Hulin was promoted in year 1804 with the commander rank of Legion-d’Honneur and was envoyed with the Grande Armée, becoming the responsible for the command of Vienna. He made, in 1806, the Prussian campaign accepting the command of Berlin. On his return in Paris, in 1807, Hulin was named general of division (August 9), with the command of the 1st military territorial division. Created count of the Empire in 1808, the general count Hulin ordered the Paris military place and the first division at the time of the Mallet conspiracy in 1812. In April 1814, after the abdication of Fontainebleau, he sent to the provisional government his adhesion with the recently adopted measures. The Restoration removed him the command of the lst division, which was returned to him during the Hundred Days. Banished by the ordinance of July 24, 1815, Hulin withdrew himself in Belgium and from there in Holland. When the ordinance of the 1st December 1819 reopened the doors of France he returned in his fatherland, lived few years in France, near Nevers, then at Tail-in-Brie (Seine-and-Oise), where he lived the retirement. The count Hulin, who had lost the sight in the last years, died in Paris, on January 9, 1841.

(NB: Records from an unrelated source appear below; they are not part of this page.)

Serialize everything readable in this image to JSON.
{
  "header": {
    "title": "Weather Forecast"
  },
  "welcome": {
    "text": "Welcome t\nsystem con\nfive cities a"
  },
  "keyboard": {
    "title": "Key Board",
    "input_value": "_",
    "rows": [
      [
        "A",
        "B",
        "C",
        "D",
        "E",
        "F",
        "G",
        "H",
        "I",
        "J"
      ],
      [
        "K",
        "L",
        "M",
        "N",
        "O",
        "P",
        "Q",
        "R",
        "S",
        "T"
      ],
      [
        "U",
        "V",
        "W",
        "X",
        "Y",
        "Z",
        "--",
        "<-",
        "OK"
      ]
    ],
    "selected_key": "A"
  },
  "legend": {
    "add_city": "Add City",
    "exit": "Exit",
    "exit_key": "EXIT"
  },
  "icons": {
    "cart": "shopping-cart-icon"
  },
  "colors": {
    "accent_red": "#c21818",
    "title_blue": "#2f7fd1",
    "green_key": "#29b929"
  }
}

[vi] From “A Collection of State Papers Relative to the War against France” Vol. VIII, London, Debrett ed. 1800.
[vii] After the surprise of the Martinitz night-raid, between the fugitives, fleed also the Adjudant-général Fabert, who, disguised in a large mantle and guided by a Jacobin of Rimini, surnamed “Gironda”, was able to reach San Leo fortress in the Apennins. There he was captured, on July 12, when the fortress surrendered after 44 days of siege, by the insurgent bands of the Montefeltro.